Clark certainly had a life worthy of chronicling. He was among the pioneers of rugby league, winning numerous championships with Huddersfield and England, and is among just 25 members of the sports Hall of Fame. While a rugby professional, he was also a perennial top contender in Cumberland and Westmorland Wrestling, a legitimate contest where grapplers aim simply to trip or throw an opponent to the ground.
Following an eventful stint as a supply driver on the battlefields of the First World War he was given a disability discharge and ordered to give up professional sport. Instead he continued winning rugby championships throughout the 1920s before turning to pro wrestling where the addition of submission holds helped revive the business. Now in his 40s he claimed a British and later world championship, touring Australia and New Zealand.
Author Steven Bell has amassed a wealth of source material including newspaper archives, Imperial War Museum records and even Clark’s own diaries and memoirs. Sadly Clark died before chronicling the pro wrestling years, so we don’t get his direct insight in this section, which makes up the last third of the book.
This does draw attention to a deliberate editorial choice Bell made: to dramatise scenes such that the book is often close to a historical novel (in the style of Mike Chapman’s Gotch) than a straight biography. For example, in a section where the submission style is demonstrated on Athol Oakeley’s lawn, the dialogues it taken almost word for word from Oakeley’s own (somewhat unreliable) book. However, Bell has added detail such as what the men wore and ate which appears to be a pure creation for literary effect.
Whether this is a positive or a negative is somewhat a matter of taste, but it does mean the reader having to make frequent assumptions about which parts of the content are a case of literary license and which are based on Clark’s own writings.
With the pro wrestling section based largely on contemporary newspaper reports and promotional material, the book is written as if Clark’s matches were 100 percent legitimate. It makes for a consistent narrative and any other approach would have been largely based on speculation, but the book does give enough to work with in trying to figure out the “real” story behind the scenes. For example, Clark has several series of matches (including outdoor bouts at rugby stadiums) where disputed finishes are clearly part of a long-term rivalry booking.
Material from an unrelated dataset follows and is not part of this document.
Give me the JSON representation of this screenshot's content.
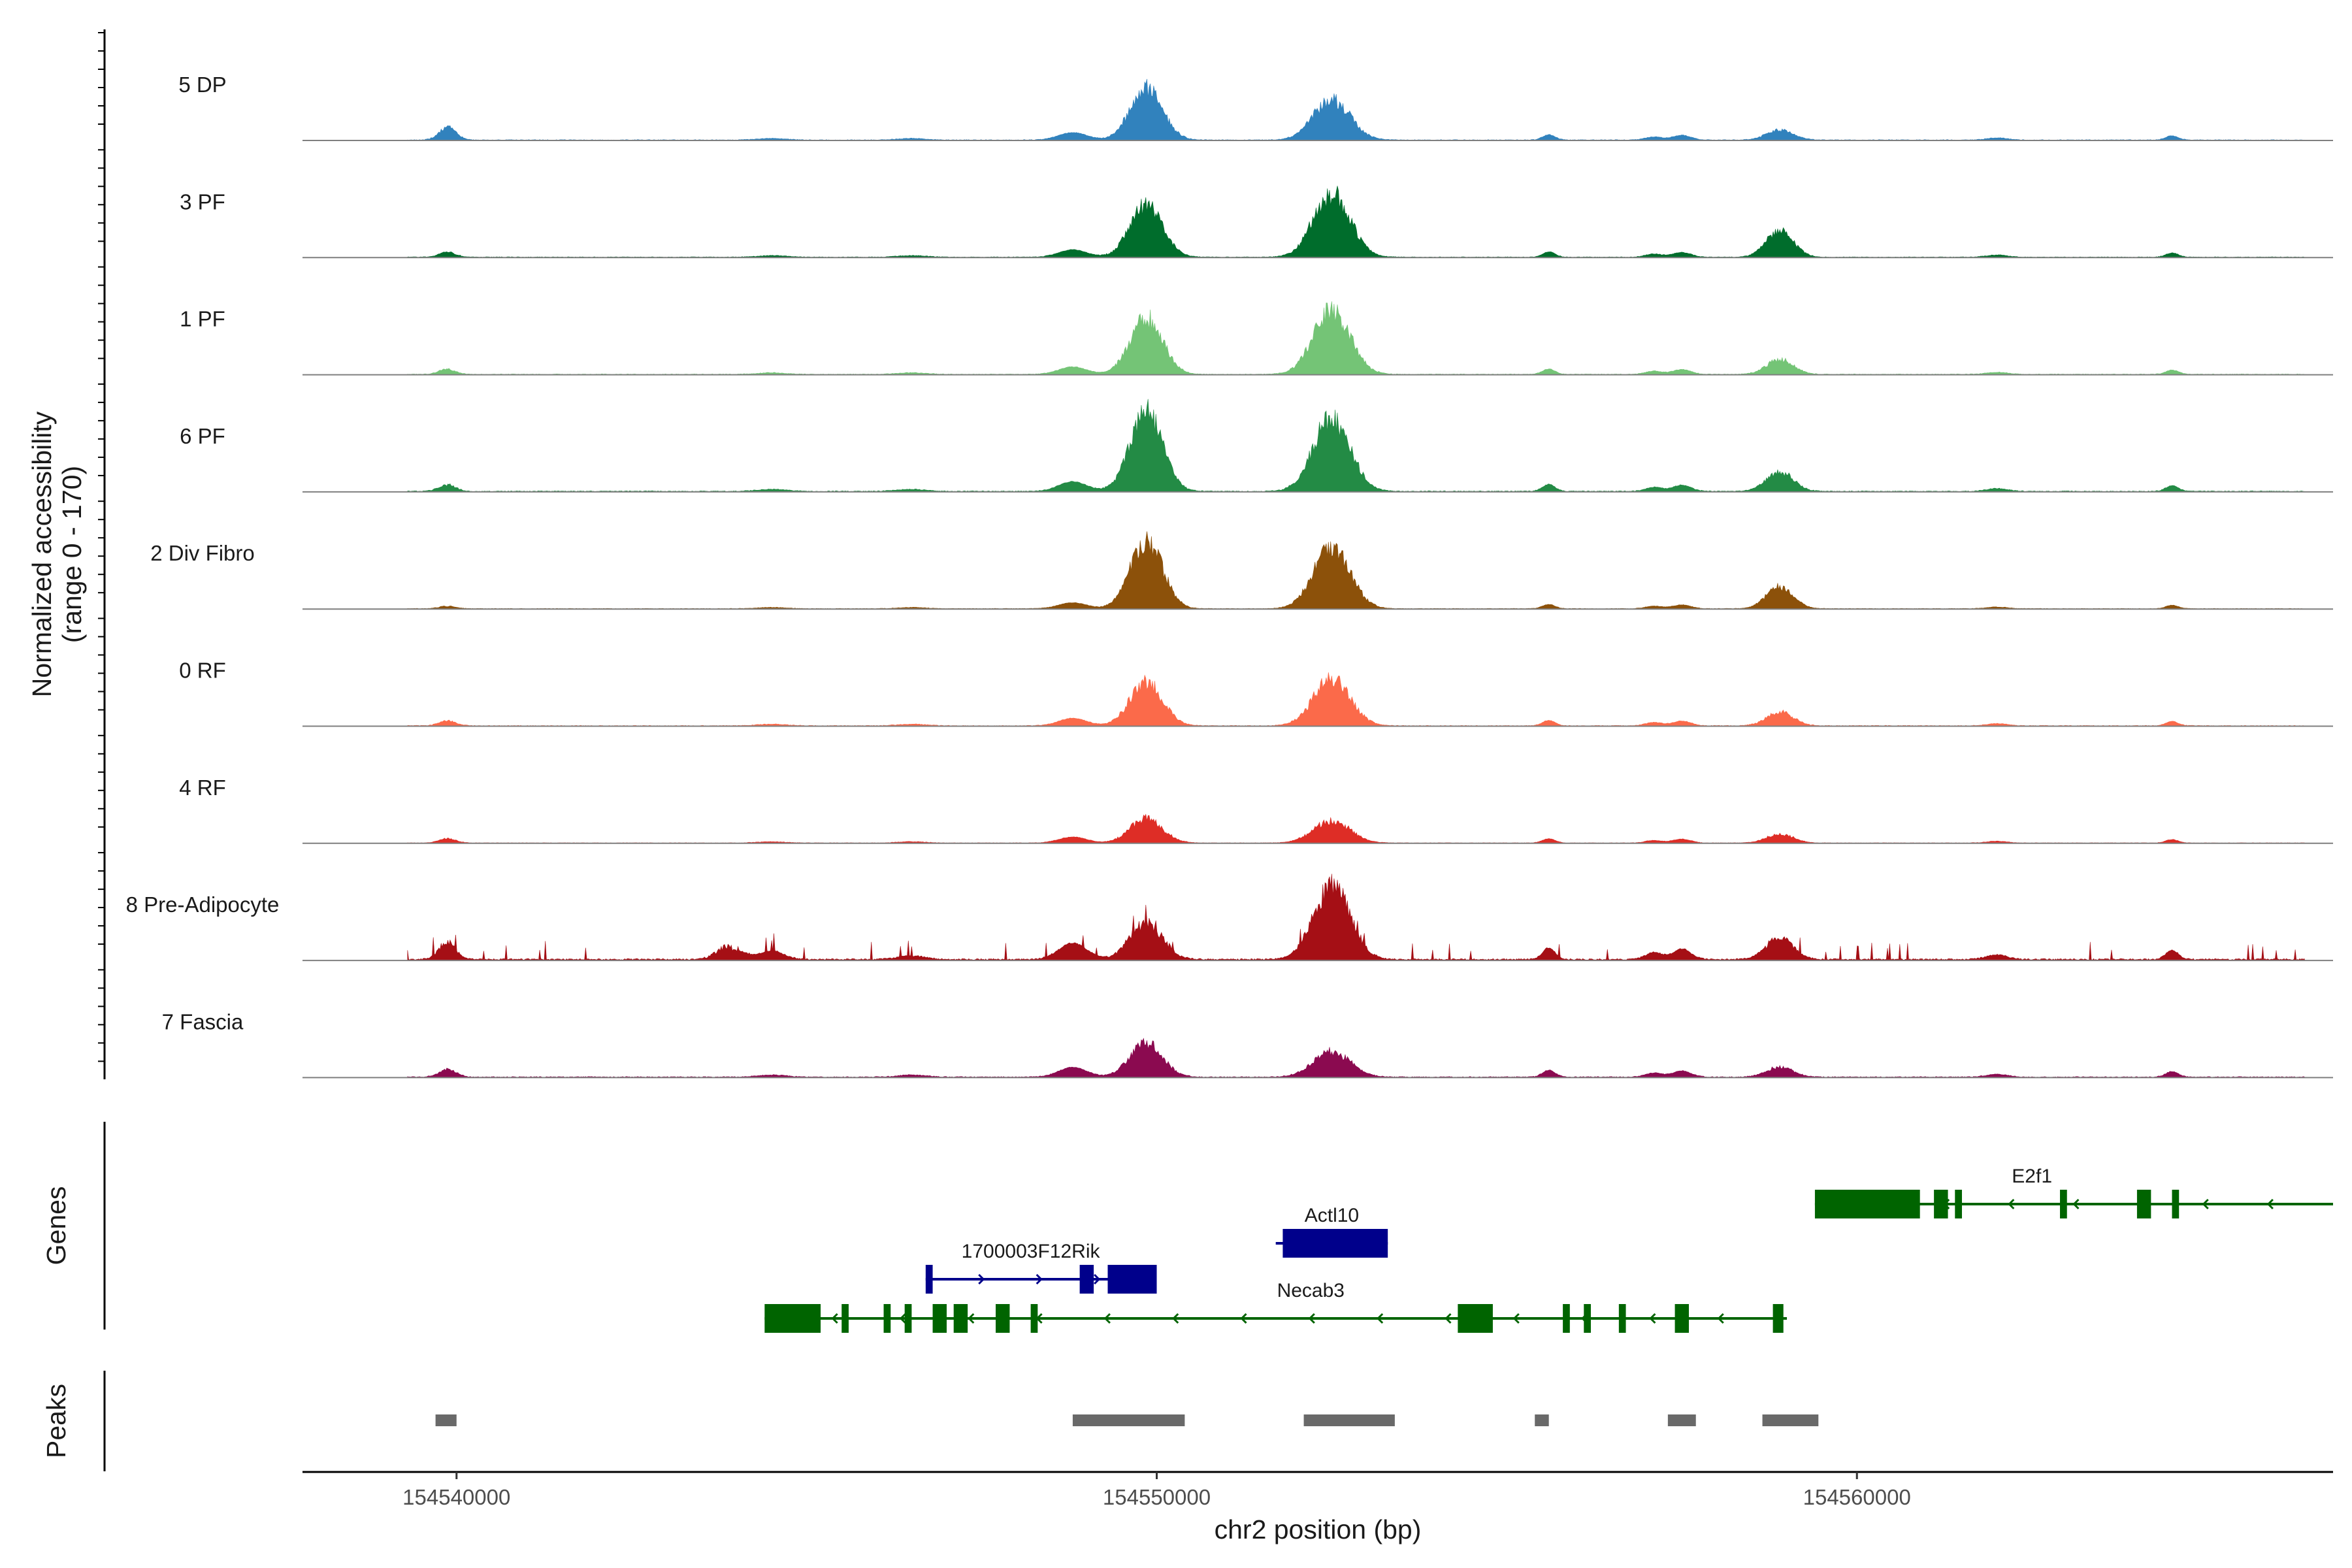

There’s also a clear falling out with Oakley that suggests Clark may have been reluctant to lose to a less legitimately-skilled opponent.
The book is certainly a strong recommendation for anyone interested in sport and culture in general. From a purely pro wrestling perspective it may be more of a niche proposition, but those with a taste for historical details should appreciate such a detailed account of a key figure in the period between the wars when British pro wrestling truly took on the form we’d recognise today.